In the present study, gene expression data of hepatocellular carcinoma (HCC) were analyzed by using a multi-step Bioinformatics approach to establish a novel prognostic prediction system. Gene expression profiles were downloaded from The Cancer Genome Atlas (TCGA) and Gene Expression Omnibus (GEO) databases. The overlapping differentially expressed genes (DEGs) between these two datasets were identified using the
limma
package in R. Prognostic genes were further identified by Cox regression using the
survival
package. The significantly co-expressed gene pairs were selected using the R function
cor
to construct the co-expression network. Functional and module analyses were also performed. Next, a prognostic prediction system was established by Bayes discriminant analysis using the
discriminant.bayes
function in the
e1071
package, which was further validated in another independent GEO dataset. A total of 177 overlapping DEGs were identified from TCGA and the GEO dataset (GSE36376).
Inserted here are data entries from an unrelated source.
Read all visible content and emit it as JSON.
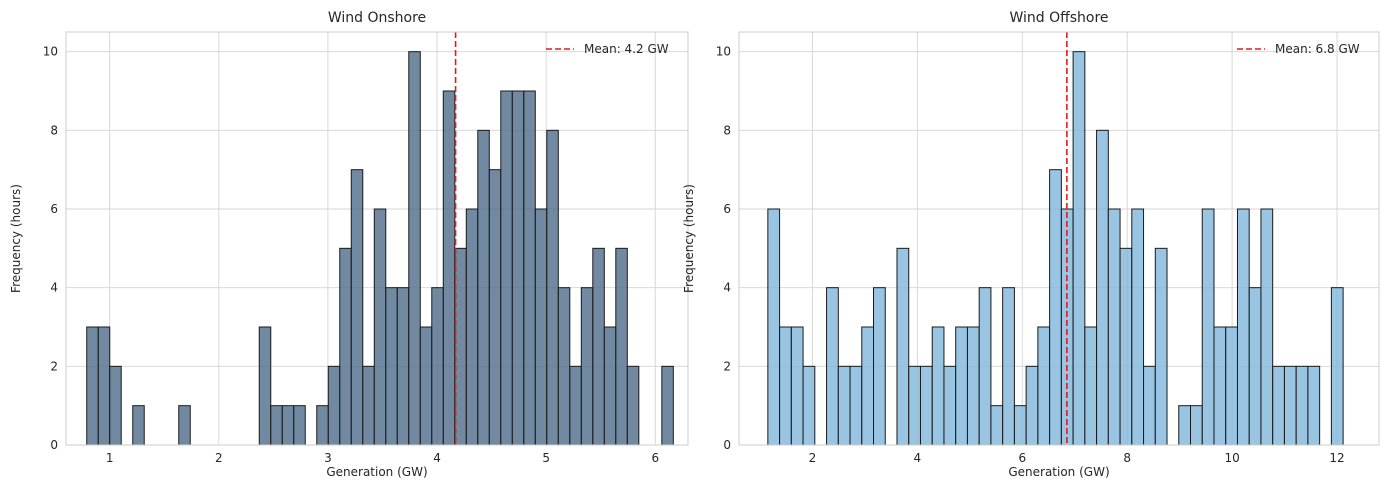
{
  "chart_data": [
    {
      "type": "bar",
      "subtype": "histogram",
      "title": "Wind Onshore",
      "xlabel": "Generation (GW)",
      "ylabel": "Frequency (hours)",
      "xlim": [
        0.6,
        6.3
      ],
      "ylim": [
        0,
        10.5
      ],
      "xticks": [
        1,
        2,
        3,
        4,
        5,
        6
      ],
      "yticks": [
        0,
        2,
        4,
        6,
        8,
        10
      ],
      "grid": true,
      "legend_position": "top-right",
      "bar_color": "#4f6d8a",
      "edge_color": "#1a1a1a",
      "bin_start": 0.79,
      "bin_width": 0.1054,
      "counts": [
        3,
        3,
        2,
        0,
        1,
        0,
        0,
        0,
        1,
        0,
        0,
        0,
        0,
        0,
        0,
        3,
        1,
        1,
        1,
        0,
        1,
        2,
        5,
        7,
        2,
        6,
        4,
        4,
        10,
        3,
        4,
        9,
        5,
        6,
        8,
        7,
        9,
        9,
        9,
        6,
        8,
        4,
        2,
        4,
        5,
        3,
        5,
        2,
        0,
        0,
        2
      ],
      "mean": {
        "value": 4.17,
        "label": "Mean: 4.2 GW",
        "color": "#e31a1c"
      }
    },
    {
      "type": "bar",
      "subtype": "histogram",
      "title": "Wind Offshore",
      "xlabel": "Generation (GW)",
      "ylabel": "Frequency (hours)",
      "xlim": [
        0.6,
        12.8
      ],
      "ylim": [
        0,
        10.5
      ],
      "xticks": [
        2,
        4,
        6,
        8,
        10,
        12
      ],
      "yticks": [
        0,
        2,
        4,
        6,
        8,
        10
      ],
      "grid": true,
      "legend_position": "top-right",
      "bar_color": "#7fb6db",
      "edge_color": "#1a1a1a",
      "bin_start": 1.15,
      "bin_width": 0.2238,
      "counts": [
        6,
        3,
        3,
        2,
        0,
        4,
        2,
        2,
        3,
        4,
        0,
        5,
        2,
        2,
        3,
        2,
        3,
        3,
        4,
        1,
        4,
        1,
        2,
        3,
        7,
        6,
        10,
        3,
        8,
        6,
        5,
        6,
        2,
        5,
        0,
        1,
        1,
        6,
        3,
        3,
        6,
        4,
        6,
        2,
        2,
        2,
        2,
        0,
        4
      ],
      "mean": {
        "value": 6.85,
        "label": "Mean: 6.8 GW",
        "color": "#e31a1c"
      }
    }
  ]
}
Furthermore, 161 prognostic genes were selected and the top six were stanniocalcin 2, carbonic anhydrase 12, cell division cycle (CDC) 20, deoxyribonuclease 1 like 3, glucosylceramidase β3 and metallothionein 1G. A gene co-expression network involving 41 upregulated and 52 downregulated genes was constructed. SPC24, endothelial cell specific molecule 1, CDC20, CDCA3, cyclin (CCN) E1 and chromatin licensing and DNA replication factor 1 were significantly associated with cell division, mitotic cell cycle and positive regulation of cell proliferation. CCNB1, CCNE1, CCNB2 and stratifin were clearly associated with the p53 signaling pathway. A prognostic prediction system containing 55 signature genes was established and then validated in the GEO dataset GSE20140. In conclusion, the present study identified a number of prognostic genes and established a prediction system to assess the prognosis of HCC patients.